The concepts – ‘fractal market hypothesis,’ ‘fractional integration of time series,’ and ‘long memory and persistence in time series’ – are related in terms of their proponents and history.
I’m going to put up ideas, videos, observations, and analysis relating to these concepts over the next several posts, since, more and more, I think they lead to really fundamental things, which, possibly, have not yet been fully explicated.
And there are all sorts of clear connections with practical business and financial forecasting – for example, if macroeconomic or financial time series have “long memory,” why isn’t this characteristic being exploited in applied forecasting contexts?
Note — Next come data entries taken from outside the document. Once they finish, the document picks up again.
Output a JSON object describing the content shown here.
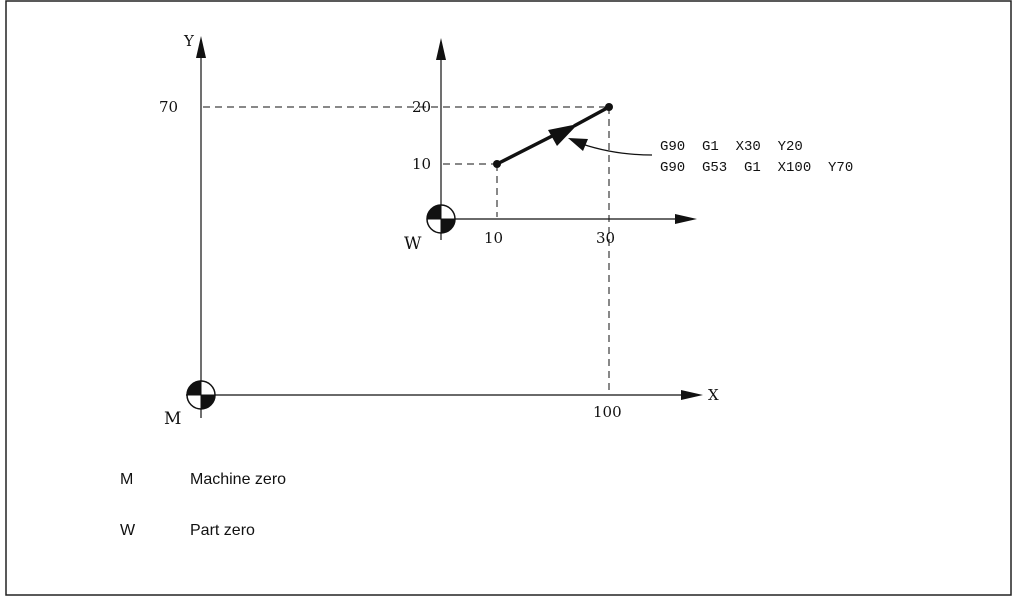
{
  "diagram": {
    "machine_axes": {
      "y_label": "Y",
      "x_label": "X",
      "y_tick": "70",
      "x_tick": "100",
      "origin_label": "M"
    },
    "part_axes": {
      "y_ticks": [
        "20",
        "10"
      ],
      "x_ticks": [
        "10",
        "30"
      ],
      "origin_label": "W"
    },
    "annotation": {
      "line1": "G90  G1  X30  Y20",
      "line2": "G90  G53  G1  X100  Y70"
    }
  },
  "legend": [
    {
      "key": "M",
      "text": "Machine zero"
    },
    {
      "key": "W",
      "text": "Part zero"
    }
  ],
  "colors": {
    "line": "#111111",
    "frame": "#222222"
  }
}
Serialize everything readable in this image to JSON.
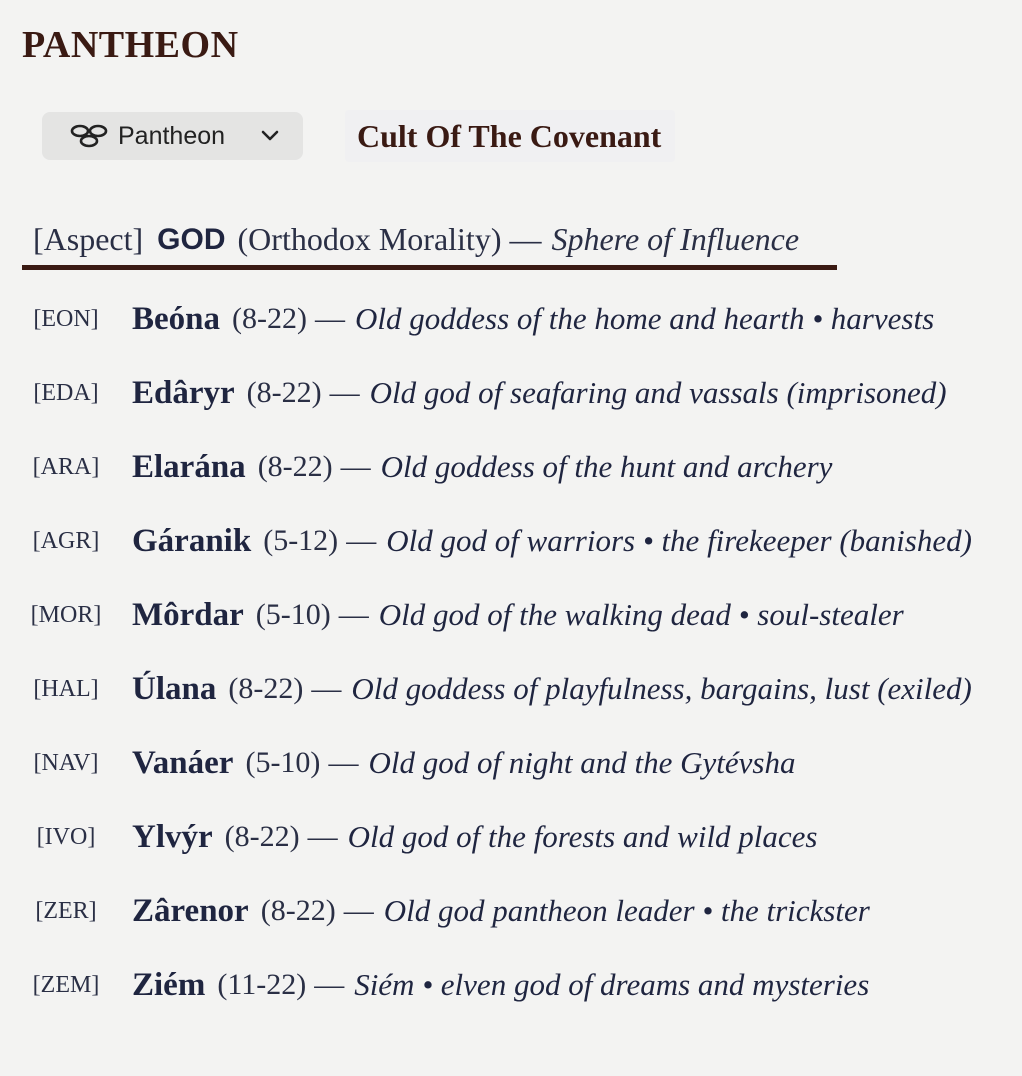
{
  "page": {
    "title": "PANTHEON"
  },
  "toolbar": {
    "select_label": "Pantheon",
    "select_icon": "stacked-discs-icon",
    "chevron_icon": "chevron-down-icon",
    "cult_name": "Cult Of The Covenant"
  },
  "legend": {
    "aspect": "[Aspect]",
    "god": "GOD",
    "morality": "(Orthodox Morality)",
    "dash": "—",
    "sphere": "Sphere of Influence"
  },
  "gods": [
    {
      "abbr": "[EON]",
      "name": "Beóna",
      "range": "(8-22)",
      "dash": "—",
      "desc": "Old goddess of the home and hearth • harvests"
    },
    {
      "abbr": "[EDA]",
      "name": "Edâryr",
      "range": "(8-22)",
      "dash": "—",
      "desc": "Old god of seafaring and vassals (imprisoned)"
    },
    {
      "abbr": "[ARA]",
      "name": "Elarána",
      "range": "(8-22)",
      "dash": "—",
      "desc": "Old goddess of the hunt and archery"
    },
    {
      "abbr": "[AGR]",
      "name": "Gáranik",
      "range": "(5-12)",
      "dash": "—",
      "desc": "Old god of warriors • the firekeeper (banished)"
    },
    {
      "abbr": "[MOR]",
      "name": "Môrdar",
      "range": "(5-10)",
      "dash": "—",
      "desc": "Old god of the walking dead • soul-stealer"
    },
    {
      "abbr": "[HAL]",
      "name": "Úlana",
      "range": "(8-22)",
      "dash": "—",
      "desc": "Old goddess of playfulness, bargains, lust (exiled)"
    },
    {
      "abbr": "[NAV]",
      "name": "Vanáer",
      "range": "(5-10)",
      "dash": "—",
      "desc": "Old god of night and the Gytévsha"
    },
    {
      "abbr": "[IVO]",
      "name": "Ylvýr",
      "range": "(8-22)",
      "dash": "—",
      "desc": "Old god of the forests and wild places"
    },
    {
      "abbr": "[ZER]",
      "name": "Zârenor",
      "range": "(8-22)",
      "dash": "—",
      "desc": "Old god pantheon leader • the trickster"
    },
    {
      "abbr": "[ZEM]",
      "name": "Ziém",
      "range": "(11-22)",
      "dash": "—",
      "desc": "Siém • elven god of dreams and mysteries"
    }
  ]
}
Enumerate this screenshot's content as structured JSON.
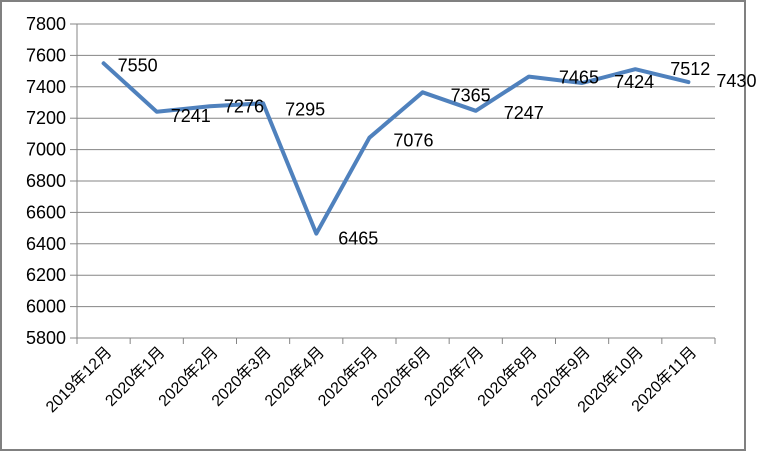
{
  "chart_data": {
    "type": "line",
    "title": "",
    "legend_position": "none",
    "grid": true,
    "categories": [
      "2019年12月",
      "2020年1月",
      "2020年2月",
      "2020年3月",
      "2020年4月",
      "2020年5月",
      "2020年6月",
      "2020年7月",
      "2020年8月",
      "2020年9月",
      "2020年10月",
      "2020年11月"
    ],
    "series": [
      {
        "name": "",
        "values": [
          7550,
          7241,
          7276,
          7295,
          6465,
          7076,
          7365,
          7247,
          7465,
          7424,
          7512,
          7430
        ],
        "data_labels": [
          "7550",
          "7241",
          "7276",
          "7295",
          "6465",
          "7076",
          "7365",
          "7247",
          "7465",
          "7424",
          "7512",
          "7430"
        ]
      }
    ],
    "xlabel": "",
    "ylabel": "",
    "ylim": [
      5800,
      7800
    ],
    "ytick_step": 200,
    "yticks": [
      5800,
      6000,
      6200,
      6400,
      6600,
      6800,
      7000,
      7200,
      7400,
      7600,
      7800
    ],
    "colors": {
      "series_line": "#4F81BD",
      "gridline": "#858585",
      "axis": "#858585",
      "frame_border": "#808080",
      "label_text": "#000000",
      "background": "#ffffff"
    }
  }
}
And, since it is Friday, here are a couple of relevant videos to start the ball rolling.
Benoit Mandelbrot, maverick mathematician and discoverer of ‘fractals,’ stands at the crossroads in the 1970’s, contributing or suggesting many of the concepts still being intensively researched.
In economics, business, and finance, the self-similarity at all scales idea is trimmed in various ways, since none of the relevant time series are infinitely divisible.
A lot of energy has gone into following Mandelbrot suggestions on the estimation of Hurst exponents for stock market returns.
This YouTube by a Parallax Financial in Redmond, WA gives you a good flavor of how Hurst exponents are being used in technical analysis. Later, I will put up materials on the econometrics involved.
Blog posts are a really good way to get into this material, by the way. There is a kind of formalism – such as all the stuff in time series about backward shift operators and conventional Box-Jenkins – which is necessary to get into the discussion. And the analytics are by no means standardized yet.